FAO, this FAO article is addressing the poverty in Brazil and how its extreme effects are causing the malnutrition of some 44 million persons in Brazil. What is FAO? It is a food and agricultural organization that is part of the United Nation. One of their main interests is to defeat world hunger. They were working together with past president Lula in an attempt to feed the nation of Brazil. To do this they enforced the Zero Hunger Project. In this project they would allow funds (via cash cards) to persons in Brazil that could prove they fell at or below the required poverty status. These people were the ones that are surviving on about 1 US dollar a day. Namely people in the state of Bahia in North Eastern Brazil. The poorest region in all the country. The recipients of the card would then have to prove that the money they spent was on basic food essentials. In Brazil it would be rice and brown beans.
On a personal note, the poverty in Brazil is apparent everywhere you go. The hunger is not. You have to look a little bit deeper. When I visited Bahia we were brought to the most lavish of areas. Salvador, in praticular, was the perfect combination of crystal clear water and poor. THIS photo describes what its like. When I see this picture I think nothing but utter happieness.
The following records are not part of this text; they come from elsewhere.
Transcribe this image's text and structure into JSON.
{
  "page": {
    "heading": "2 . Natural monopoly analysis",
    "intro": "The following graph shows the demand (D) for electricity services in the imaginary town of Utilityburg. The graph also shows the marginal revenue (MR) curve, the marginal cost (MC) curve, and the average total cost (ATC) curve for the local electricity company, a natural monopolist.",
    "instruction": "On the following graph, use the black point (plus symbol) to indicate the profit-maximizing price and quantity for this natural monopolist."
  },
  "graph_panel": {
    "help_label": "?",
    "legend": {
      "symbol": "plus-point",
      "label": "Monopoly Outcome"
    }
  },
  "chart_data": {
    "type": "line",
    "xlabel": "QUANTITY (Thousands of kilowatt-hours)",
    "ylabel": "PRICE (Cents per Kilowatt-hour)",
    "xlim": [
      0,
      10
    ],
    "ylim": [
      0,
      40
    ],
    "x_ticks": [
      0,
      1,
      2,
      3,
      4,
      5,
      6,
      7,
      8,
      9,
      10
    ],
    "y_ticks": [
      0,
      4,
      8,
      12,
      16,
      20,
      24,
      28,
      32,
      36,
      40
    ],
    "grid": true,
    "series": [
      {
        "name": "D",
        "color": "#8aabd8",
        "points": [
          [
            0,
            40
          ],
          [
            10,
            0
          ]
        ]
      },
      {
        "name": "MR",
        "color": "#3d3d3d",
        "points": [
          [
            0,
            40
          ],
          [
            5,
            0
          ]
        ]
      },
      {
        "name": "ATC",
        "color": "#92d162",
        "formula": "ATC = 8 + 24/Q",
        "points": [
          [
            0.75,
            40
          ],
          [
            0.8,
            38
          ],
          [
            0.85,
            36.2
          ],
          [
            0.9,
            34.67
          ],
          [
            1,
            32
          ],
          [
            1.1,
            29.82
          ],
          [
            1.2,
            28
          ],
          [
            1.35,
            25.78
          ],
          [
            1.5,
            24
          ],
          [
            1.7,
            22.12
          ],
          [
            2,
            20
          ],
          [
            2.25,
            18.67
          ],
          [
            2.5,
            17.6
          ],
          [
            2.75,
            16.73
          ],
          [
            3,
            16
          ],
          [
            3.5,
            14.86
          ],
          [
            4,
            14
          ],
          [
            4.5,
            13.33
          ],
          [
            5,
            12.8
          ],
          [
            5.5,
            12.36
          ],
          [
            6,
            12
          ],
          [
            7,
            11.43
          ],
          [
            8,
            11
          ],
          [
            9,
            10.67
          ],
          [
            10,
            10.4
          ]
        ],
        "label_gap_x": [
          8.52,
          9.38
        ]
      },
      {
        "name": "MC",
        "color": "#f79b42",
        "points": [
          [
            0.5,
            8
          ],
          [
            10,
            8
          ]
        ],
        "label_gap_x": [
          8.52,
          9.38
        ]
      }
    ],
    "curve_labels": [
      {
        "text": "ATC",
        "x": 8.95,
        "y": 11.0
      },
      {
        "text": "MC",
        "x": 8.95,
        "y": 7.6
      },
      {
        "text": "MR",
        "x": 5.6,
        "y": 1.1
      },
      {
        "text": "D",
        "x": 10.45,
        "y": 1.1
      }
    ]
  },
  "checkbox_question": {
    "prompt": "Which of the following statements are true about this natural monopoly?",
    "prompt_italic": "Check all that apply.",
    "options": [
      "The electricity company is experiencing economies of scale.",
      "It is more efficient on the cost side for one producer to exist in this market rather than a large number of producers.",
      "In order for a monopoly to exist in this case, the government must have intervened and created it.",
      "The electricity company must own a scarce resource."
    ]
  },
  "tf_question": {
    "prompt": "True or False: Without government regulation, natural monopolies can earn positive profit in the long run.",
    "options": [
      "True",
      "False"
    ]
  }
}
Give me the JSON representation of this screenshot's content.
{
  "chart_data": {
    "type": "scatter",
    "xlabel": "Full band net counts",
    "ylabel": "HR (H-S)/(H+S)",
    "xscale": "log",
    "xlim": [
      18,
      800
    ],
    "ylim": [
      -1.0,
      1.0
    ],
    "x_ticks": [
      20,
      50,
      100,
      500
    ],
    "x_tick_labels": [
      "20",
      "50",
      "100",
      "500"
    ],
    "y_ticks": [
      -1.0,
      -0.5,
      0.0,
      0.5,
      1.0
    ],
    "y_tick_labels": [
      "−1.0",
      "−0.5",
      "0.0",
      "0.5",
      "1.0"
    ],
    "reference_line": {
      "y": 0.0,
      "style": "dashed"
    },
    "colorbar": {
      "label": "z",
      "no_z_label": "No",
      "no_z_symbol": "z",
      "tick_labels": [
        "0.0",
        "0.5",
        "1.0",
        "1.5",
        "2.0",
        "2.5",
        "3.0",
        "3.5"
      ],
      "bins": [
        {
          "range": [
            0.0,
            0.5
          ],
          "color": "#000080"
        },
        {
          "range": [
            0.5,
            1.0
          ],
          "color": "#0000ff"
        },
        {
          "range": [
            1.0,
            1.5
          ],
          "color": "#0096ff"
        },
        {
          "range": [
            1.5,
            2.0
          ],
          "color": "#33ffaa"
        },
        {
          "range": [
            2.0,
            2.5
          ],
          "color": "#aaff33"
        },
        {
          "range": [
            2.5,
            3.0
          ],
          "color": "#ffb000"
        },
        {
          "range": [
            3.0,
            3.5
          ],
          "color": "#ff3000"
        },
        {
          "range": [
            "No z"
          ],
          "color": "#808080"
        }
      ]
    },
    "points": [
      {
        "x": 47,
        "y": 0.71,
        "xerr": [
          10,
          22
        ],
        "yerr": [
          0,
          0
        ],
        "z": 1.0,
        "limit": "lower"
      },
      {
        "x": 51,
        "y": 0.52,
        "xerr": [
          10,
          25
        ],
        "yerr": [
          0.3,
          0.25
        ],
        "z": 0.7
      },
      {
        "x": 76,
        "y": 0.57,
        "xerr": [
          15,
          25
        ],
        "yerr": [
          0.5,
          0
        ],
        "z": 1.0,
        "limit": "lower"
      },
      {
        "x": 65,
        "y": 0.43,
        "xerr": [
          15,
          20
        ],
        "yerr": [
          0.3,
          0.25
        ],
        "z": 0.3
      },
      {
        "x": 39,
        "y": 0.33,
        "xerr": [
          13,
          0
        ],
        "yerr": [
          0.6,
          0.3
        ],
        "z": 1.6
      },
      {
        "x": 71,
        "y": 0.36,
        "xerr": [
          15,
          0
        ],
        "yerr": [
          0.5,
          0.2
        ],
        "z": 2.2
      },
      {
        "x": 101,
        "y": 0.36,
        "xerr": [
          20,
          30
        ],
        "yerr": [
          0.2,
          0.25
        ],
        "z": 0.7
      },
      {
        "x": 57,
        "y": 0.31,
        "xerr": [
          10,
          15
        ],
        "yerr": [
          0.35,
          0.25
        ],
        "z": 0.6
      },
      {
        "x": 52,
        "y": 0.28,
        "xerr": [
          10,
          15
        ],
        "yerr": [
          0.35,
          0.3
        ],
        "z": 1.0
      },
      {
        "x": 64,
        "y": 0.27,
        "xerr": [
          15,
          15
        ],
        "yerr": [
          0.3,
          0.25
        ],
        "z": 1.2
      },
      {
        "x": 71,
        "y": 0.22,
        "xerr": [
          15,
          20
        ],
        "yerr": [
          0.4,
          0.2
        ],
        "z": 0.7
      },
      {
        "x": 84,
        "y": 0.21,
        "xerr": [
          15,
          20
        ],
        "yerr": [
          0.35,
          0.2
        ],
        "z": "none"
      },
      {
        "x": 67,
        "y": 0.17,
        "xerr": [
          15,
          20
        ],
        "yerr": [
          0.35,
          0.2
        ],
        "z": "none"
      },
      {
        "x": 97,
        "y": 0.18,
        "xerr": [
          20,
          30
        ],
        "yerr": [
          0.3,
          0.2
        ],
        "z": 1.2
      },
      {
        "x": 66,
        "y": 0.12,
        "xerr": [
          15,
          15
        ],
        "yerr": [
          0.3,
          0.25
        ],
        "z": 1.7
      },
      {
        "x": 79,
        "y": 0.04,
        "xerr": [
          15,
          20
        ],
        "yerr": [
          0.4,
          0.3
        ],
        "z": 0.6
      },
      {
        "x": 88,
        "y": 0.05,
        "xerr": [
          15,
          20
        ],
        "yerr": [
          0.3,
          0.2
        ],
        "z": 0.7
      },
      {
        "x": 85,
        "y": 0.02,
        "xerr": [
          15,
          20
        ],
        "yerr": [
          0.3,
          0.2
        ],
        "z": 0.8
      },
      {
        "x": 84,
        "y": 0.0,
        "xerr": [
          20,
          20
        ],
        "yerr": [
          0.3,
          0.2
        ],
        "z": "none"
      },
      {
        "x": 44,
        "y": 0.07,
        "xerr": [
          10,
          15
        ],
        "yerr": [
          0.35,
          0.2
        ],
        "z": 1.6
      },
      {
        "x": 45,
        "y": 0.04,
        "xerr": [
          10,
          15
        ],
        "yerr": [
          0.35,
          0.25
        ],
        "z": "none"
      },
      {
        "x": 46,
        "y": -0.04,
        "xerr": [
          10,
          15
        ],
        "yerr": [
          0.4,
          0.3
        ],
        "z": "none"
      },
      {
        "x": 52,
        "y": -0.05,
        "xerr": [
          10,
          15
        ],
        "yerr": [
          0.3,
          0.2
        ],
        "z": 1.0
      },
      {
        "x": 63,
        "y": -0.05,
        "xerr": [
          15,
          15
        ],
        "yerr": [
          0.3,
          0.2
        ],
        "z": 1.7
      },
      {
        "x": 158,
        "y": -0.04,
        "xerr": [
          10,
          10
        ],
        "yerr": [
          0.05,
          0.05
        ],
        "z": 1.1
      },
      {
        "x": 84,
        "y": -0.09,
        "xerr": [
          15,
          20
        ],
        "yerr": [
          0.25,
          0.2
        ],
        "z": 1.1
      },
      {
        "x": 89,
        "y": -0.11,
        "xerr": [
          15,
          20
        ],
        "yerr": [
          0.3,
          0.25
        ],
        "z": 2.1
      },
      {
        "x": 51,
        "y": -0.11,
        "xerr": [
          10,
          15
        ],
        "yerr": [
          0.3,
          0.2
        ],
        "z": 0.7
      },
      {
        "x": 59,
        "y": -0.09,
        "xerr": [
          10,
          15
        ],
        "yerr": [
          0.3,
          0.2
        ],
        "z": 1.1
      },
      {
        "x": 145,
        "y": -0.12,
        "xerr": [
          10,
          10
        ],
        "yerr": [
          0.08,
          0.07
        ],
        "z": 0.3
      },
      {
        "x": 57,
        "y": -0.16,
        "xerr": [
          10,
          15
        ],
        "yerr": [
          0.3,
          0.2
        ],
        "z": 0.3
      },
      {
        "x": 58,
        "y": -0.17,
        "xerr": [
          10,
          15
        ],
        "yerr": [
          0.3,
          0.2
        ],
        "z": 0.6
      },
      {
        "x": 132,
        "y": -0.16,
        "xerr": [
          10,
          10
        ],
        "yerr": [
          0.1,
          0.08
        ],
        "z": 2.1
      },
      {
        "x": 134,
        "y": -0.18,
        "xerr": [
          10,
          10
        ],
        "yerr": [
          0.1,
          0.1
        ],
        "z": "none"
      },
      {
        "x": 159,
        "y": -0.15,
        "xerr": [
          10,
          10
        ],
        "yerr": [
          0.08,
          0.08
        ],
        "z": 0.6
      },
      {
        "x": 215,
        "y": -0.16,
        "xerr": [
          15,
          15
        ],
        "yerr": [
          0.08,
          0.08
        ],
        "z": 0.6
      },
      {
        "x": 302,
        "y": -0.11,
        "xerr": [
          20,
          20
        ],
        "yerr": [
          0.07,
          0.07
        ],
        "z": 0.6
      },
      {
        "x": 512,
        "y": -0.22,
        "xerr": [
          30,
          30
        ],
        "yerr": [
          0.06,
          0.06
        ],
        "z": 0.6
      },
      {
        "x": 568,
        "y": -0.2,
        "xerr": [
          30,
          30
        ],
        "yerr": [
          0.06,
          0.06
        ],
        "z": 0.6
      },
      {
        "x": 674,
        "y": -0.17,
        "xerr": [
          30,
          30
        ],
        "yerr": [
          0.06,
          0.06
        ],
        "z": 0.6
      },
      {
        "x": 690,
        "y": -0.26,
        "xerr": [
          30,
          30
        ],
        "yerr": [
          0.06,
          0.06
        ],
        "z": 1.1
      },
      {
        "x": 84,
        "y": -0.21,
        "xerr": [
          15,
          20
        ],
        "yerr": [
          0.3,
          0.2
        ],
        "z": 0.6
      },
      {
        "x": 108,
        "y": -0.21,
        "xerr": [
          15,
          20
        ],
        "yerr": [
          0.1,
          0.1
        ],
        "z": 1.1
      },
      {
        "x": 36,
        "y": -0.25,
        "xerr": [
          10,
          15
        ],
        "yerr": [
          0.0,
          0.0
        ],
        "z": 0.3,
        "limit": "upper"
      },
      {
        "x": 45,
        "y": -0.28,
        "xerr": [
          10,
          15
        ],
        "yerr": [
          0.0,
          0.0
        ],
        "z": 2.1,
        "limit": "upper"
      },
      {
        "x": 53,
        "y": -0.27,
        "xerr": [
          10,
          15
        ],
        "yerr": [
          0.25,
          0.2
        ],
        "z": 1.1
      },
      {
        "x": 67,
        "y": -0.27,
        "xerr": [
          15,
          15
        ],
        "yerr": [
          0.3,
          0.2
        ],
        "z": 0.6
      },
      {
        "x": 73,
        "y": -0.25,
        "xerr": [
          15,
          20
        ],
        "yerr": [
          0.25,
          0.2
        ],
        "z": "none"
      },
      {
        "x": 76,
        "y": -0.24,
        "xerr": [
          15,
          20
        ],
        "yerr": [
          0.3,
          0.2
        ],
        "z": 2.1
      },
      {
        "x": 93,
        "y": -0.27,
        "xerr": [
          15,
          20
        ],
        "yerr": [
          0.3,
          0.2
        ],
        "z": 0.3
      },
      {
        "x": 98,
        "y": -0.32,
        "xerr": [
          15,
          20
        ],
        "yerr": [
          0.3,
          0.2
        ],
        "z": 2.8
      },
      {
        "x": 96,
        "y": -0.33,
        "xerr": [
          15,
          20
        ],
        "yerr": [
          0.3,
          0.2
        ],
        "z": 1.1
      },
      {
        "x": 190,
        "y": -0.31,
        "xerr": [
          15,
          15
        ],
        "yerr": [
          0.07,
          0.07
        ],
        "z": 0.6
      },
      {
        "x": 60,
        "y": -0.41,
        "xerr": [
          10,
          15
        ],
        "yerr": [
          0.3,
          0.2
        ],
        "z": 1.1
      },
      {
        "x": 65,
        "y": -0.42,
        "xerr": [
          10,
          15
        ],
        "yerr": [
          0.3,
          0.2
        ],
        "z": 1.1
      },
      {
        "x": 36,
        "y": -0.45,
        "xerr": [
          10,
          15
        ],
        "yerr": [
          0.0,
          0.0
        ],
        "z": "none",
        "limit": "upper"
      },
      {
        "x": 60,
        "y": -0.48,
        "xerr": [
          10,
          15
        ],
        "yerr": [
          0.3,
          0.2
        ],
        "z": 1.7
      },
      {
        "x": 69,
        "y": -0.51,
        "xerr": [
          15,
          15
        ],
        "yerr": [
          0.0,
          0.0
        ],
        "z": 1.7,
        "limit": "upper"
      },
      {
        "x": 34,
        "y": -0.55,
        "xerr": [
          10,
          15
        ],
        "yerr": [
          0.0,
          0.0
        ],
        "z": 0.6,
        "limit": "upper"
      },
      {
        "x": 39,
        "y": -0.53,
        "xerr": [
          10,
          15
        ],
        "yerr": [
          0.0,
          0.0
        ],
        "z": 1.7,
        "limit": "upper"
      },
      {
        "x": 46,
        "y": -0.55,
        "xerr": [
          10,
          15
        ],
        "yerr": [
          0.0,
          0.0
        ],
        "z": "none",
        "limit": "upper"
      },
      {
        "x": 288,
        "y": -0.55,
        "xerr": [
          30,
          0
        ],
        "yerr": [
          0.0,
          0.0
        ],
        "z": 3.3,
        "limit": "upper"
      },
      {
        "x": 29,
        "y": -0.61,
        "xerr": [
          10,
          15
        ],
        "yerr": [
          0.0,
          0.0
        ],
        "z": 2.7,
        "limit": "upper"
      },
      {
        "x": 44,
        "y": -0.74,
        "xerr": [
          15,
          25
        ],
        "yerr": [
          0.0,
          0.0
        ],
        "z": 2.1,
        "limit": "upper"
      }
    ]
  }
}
Its hard to get a Brazilian down. However, look at the tires that are on the stairs. This is not a wealthy neighborhood. It makes me wonder if these boys have school or anything else. Anyway, from my experience in Bahia I learned that this is the place to be wary of everything. People steal constantly just to keep their heads above the water. We went to a very prestigeous beach and some children stole not only my backpack, but my friend's candy bar and french fries. They are in need of not only money, but FOOD!This is the first time I learned of there being a program to help the poverty class in Brazil. I do have hard time believing that this'll work. A lot of children are trained to steal so that they have food for their families at night. When we were finished looking through an open market in Salvador, the entire group of exchange students was bombarded by gypsies. Actual gypsies, can you believe that? After we had gotten through the 30 ladies dressed all in white we discovered wrist watches missing and wallets with no money. It was incredible. This leads me to believe that handing out money is not the answer. When the goverment gives out money instead of food, well, I think it'll be in the pocket of someone other then its benefactor by night fall.